Here’s the thing, if you only listened to the defenders of the terrorist lawyers you’d get the impression that unless these brave defenders of American values stepped up and volunteered their services, the detainees would have had no legal representation whatsoever. That’s simply false. The military provided counsel to each of the detainees (pdf) and enabled them to challenger their status within the military commission system and federal court.

The defenders also say that these top flight law firms donated valuable services only they could provide. Okay but that’s not the same as saying they would not have been receiving competent and aggressive counsel to begin with. It seems these folks, the lawyers and their defenders, are saying that detainees are not only entitled to basic representation but the best available and nearly unlimited resources as well.

This is a level of service and protection not provided to the overwhelming number of actual Americas on a daily basis. I’m sure there are people caught up in legal problems not of their own making who would love to have the resources of a top flight law firm put at their disposal. Yet they somehow have to make the best of the lawyer they can afford or the ones provided to them by the courts.

There's also a practical matter that should concern everyone. Obama came to office promising to deal with terrorism in general and detainees in particular in a very different way than the Bush administration did.

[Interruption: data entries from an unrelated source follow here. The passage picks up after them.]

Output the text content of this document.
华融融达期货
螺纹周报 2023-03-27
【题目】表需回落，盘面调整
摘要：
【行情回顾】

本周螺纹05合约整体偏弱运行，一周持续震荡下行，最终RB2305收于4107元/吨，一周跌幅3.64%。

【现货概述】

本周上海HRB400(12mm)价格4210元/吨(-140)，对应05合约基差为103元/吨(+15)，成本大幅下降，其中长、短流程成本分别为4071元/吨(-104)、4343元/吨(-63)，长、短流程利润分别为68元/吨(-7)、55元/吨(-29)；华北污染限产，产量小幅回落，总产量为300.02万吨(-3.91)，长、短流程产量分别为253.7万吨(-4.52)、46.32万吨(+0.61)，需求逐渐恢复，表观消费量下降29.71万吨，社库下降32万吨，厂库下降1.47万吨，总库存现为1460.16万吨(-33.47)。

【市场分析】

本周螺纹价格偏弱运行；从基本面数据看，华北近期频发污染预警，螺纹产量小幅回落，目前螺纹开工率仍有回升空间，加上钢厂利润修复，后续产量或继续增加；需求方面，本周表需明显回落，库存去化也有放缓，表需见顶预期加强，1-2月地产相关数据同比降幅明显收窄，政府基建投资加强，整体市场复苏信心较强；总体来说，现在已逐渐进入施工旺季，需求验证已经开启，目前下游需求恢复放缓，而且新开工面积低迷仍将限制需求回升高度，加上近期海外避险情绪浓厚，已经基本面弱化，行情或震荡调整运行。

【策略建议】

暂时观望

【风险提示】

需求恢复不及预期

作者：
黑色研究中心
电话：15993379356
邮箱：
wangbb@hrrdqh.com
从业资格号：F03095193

Shouldn't we know if the people designing and implementing these new policies have certain prior positions and affinities? No, you can't always tell a lawyers personal beliefs from teh cases they handle but you can't rule it out entirely either. It seems if nothing else, we should be able to make our evaluations on this.

As for the Boston Massacre analogy, it fails to persuade. Those soldiers were British subjects on British soil. Of course they were owed all the legal and traditional rights of any other Englishman. Al Qaeda terrorists held in Gitmo are none of those things.

I don’t think these lawyers share the ideology of al Qaeda and quite frankly I doubt Cheney and Kritol do either. Calling them the “al Qaeda Seven” was a way to grab attention and was well within the bounds of political discourse. Still the fact remains that these lawyers chose to use their talents and resources in the service of terrorists. They did so not to maintain some minimal standard of representation but to go beyond that basic standard and attempt to expand the traditional rights afforded terrorists and war criminals. Like all choices in life, this one has consequences. When you voluntarily associate with bad actors, some of that is going to rub off on you.

*Allah points out that FNC puzzled out the names and DoJ confirmed them, so my characterization of the ads impact was overstated. There is no doubt that it brought attention to the matter and possibly some public pressure on the department.